Perusahaan yang ditargetkan, umumnya dikenal sebagai NPO Mash, bertindak sebagai pelopor pengembang rudal hipersonik, teknologi satelit, dan persenjataan balistik generasi terbaru, menurut para pakar rudal. Tiga bidang tersebut sangat diminati Korea Utara sejak Pyongyang memulai misinya untuk menciptakan sebuah rudal balistik antarbenua atau ICBM yang mampu menghantam daratan Amerika Serikat (AS).
Menurut data teknis, peretasan tersebut kira-kira dimulai pada akhir 2021 dan berlanjut hingga Mei 2022, menurut komunikasi internal di perusahaan yang ditinjau oleh Reuters. Pada Mei 2022, teknisi TI perusahaan berhasil mendeteksi adanya aktivitas peretasan.
NPO Mash menjadi terkenal selama Perang Dingin sebagai produsen satelit utama untuk program luar angkasa Rusia dan sebagai penyedia rudal jelajah.
Peretasan Email
Para peretas menyelidiki kondisi teknologi informasi perusahaan tersebut, memberi mereka kemampuan untuk membaca lalu lintas email, beralih antara jaringan, dan mengekstrak data, menurut Tom Hegel, seorang peneliti keamanan dari perusahaan keamanan siber AS, SentinelOne, yang awalnya menemukan hal itu.
“Temuan ini memberikan pandangan baru tentang operasi siber rahasia yang biasanya tetap tersembunyi dari pengawasan publik atau bahkan tidak pernah terdeteksi oleh korban seperti ini,” kata Hegel.
Tim analis keamanan di SentinelOne yang dipimpin oleh Hegel mengetahui tentang peretasan itu setelah menemukan bahwa seorang staf TI NPO Mash secara tidak sengaja membocorkan komunikasi internal perusahaannya.
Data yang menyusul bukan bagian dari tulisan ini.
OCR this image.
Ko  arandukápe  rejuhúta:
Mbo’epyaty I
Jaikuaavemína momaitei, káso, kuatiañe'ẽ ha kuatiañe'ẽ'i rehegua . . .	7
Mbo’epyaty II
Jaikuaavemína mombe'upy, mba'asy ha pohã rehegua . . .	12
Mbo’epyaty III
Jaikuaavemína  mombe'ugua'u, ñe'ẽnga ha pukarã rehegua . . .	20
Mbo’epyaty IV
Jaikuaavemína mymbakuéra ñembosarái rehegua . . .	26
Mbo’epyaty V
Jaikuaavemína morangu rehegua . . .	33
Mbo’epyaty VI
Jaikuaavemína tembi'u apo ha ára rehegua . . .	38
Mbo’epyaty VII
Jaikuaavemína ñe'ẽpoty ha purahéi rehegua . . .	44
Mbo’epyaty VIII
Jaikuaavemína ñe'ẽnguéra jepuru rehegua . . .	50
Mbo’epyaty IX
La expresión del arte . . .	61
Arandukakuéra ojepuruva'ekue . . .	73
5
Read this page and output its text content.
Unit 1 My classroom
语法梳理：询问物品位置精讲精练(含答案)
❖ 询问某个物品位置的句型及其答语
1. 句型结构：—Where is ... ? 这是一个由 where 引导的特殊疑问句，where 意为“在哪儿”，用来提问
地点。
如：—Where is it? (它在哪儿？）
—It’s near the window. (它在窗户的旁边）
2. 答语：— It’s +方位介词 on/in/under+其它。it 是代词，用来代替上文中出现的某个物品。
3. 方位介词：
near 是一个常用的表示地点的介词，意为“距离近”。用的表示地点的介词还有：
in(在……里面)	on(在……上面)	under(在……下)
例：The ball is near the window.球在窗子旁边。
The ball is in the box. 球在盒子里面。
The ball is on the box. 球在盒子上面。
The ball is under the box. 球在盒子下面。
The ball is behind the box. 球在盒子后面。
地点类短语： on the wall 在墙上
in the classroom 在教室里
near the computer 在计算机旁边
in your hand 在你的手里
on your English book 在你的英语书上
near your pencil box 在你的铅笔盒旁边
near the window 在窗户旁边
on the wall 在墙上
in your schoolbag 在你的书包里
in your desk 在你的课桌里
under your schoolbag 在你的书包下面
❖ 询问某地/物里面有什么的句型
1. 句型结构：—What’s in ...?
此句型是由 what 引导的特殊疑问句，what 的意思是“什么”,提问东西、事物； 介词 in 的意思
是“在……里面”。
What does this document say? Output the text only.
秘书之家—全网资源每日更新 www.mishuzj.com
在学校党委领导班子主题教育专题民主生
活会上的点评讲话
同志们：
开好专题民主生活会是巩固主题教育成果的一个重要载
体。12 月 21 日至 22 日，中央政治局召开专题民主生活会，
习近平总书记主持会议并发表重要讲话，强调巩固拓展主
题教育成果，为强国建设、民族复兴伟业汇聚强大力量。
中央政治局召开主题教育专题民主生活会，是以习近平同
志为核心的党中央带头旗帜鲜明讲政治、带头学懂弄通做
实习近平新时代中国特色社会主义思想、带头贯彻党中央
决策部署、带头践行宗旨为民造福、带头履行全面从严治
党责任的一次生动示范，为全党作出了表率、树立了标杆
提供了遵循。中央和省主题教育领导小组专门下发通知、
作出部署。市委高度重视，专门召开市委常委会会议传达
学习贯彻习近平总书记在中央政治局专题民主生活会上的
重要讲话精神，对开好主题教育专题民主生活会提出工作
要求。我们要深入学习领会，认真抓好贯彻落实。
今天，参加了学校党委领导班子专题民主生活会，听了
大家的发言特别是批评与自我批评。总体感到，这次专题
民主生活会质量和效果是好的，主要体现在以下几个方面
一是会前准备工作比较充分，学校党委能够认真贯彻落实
Saat itu ia mencoba menyelidiki serangan dari Korea Utara dengan mengunggah sebuah bukti ke portal pribadi yang digunakan oleh peneliti keamanan siber di seluruh dunia.
Pada 2019, Presiden Rusia Vladimir Putin menggembar-gemborkan rudal hipersonik “Zirkon” NPO Mash sebagai “produk baru yang menjanjikan.” Rudal itu disebut mampu bergerak dengan kecepatan sekitar sembilan kali kecepatan suara.
Fakta bahwa para peretas Korea Utara mungkin telah memperoleh informasi tentang Zirkon tidak berarti mereka akan segera memiliki kemampuan yang sama, kata Markus Schiller, pakar rudal berbasis di Eropa yang meneliti tentang bantuan asing untuk program rudal Korea Utara.
Namun, mengingat posisi NPO Mash sebagai perancang dan produsen rudal top Rusia, perusahaan itu akan menjadi target yang berharga, tambah Schiller.